Karen Rivara, who runs the Aeros Cultured Oyster Company at the trust’s Shellfisher Preserve in Southold, has recently trademarked “Peconic Pearl” oysters, grown by her company and three other Long Island shellfish farmers who belong to the Connecticut-based Noank Aquaculture Cooperative.

Fifteen percent of the proceeds from the oysters sold under that trademark will be donated to the land trust to promote its education initiatives at Shellfisher Preserve and other conservation programs.

Though this donation means that the oysters will be sold at a higher price than most on the market, Ms.
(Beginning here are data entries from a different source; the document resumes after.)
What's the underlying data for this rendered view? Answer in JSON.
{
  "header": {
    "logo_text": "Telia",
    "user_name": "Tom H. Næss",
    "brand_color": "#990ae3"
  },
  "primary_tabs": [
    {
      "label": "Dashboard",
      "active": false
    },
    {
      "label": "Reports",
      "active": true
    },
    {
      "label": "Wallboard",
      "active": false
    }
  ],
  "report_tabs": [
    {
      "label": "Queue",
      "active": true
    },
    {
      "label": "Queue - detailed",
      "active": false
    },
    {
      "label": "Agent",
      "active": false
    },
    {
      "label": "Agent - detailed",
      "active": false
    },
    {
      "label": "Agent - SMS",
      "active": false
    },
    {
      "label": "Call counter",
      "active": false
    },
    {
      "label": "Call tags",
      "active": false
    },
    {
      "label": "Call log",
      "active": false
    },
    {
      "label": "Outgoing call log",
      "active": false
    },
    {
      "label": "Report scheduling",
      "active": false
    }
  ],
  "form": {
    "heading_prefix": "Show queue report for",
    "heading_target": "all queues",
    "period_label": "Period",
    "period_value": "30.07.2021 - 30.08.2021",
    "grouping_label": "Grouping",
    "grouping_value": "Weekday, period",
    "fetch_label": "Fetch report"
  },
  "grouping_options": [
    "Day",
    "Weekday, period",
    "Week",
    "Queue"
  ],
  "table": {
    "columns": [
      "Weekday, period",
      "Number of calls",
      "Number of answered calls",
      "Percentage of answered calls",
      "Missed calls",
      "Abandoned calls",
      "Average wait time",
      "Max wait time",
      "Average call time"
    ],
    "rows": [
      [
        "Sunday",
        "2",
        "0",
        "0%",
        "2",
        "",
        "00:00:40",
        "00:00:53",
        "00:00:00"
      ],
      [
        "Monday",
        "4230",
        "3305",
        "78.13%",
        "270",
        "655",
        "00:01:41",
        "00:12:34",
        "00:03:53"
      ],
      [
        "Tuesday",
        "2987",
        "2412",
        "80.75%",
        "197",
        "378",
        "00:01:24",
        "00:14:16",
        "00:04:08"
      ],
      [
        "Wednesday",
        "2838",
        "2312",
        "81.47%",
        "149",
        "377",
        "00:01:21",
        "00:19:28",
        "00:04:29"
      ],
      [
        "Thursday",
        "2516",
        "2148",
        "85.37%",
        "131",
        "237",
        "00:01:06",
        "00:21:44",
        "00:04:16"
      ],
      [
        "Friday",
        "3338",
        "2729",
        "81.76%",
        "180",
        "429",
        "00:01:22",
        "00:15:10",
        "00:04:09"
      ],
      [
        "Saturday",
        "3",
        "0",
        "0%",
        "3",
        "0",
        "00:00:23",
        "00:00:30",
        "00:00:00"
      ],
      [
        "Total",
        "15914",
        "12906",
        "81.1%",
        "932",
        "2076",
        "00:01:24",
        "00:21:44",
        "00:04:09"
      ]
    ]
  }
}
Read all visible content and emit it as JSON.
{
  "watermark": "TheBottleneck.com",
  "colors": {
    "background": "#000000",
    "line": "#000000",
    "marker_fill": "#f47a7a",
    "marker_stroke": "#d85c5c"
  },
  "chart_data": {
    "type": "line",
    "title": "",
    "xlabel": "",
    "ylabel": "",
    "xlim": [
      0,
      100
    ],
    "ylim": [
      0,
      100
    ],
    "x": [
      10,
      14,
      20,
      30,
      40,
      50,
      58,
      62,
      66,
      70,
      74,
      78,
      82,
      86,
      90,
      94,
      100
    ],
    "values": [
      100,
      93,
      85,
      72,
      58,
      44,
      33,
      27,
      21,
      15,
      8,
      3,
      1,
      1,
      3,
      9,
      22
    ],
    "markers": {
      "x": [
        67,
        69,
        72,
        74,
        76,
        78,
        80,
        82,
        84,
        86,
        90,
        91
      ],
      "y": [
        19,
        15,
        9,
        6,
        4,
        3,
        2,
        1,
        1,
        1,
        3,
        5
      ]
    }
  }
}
Rivara hopes consumers will seek them out to support the land trust’s work.

“When a consumer goes to a restaurant or a seafood shop, we want to try to educate them that the money’s going to be going to a program to benefit the bay, stewardship programs, land preservation programs, anything to help improve water quality,” she said.

The oysters will be available beginning Jan. 20 at the Grand Central Oyster Bar at Grand Central Station in New York and will likely be available this spring at Alice’s Seafood Market in Greenport, as well as at winery events, community-supported agriculture farms and, Ms. Rivara hopes, Sang Lee Farms in Peconic.

“The Grand Central Oyster Bar is a place where everybody” who produces oysters “wants to get their oysters on the menu,” said Ms. Rivara. “It’s a good place to get your brand out there.”

The Grand Central Oyster Bar will unveil the Peconic Pearls at a tasting on the afternoon of January 20. The event is open to the public by RSVPing to [email protected]

Ms. Rivara said that the trademark for the oysters, all grown in the Peconic Bay system, took 18 months of paperwork to establish. Soon after, she and the other oyster farmers began raising large quantities of the newly branded shellfish for market.
“It takes almost two years to raise an oyster,” she said. “I have about 10,000. I’ve been selling them in little bits here and there, but we’re just now starting the program in earnest.”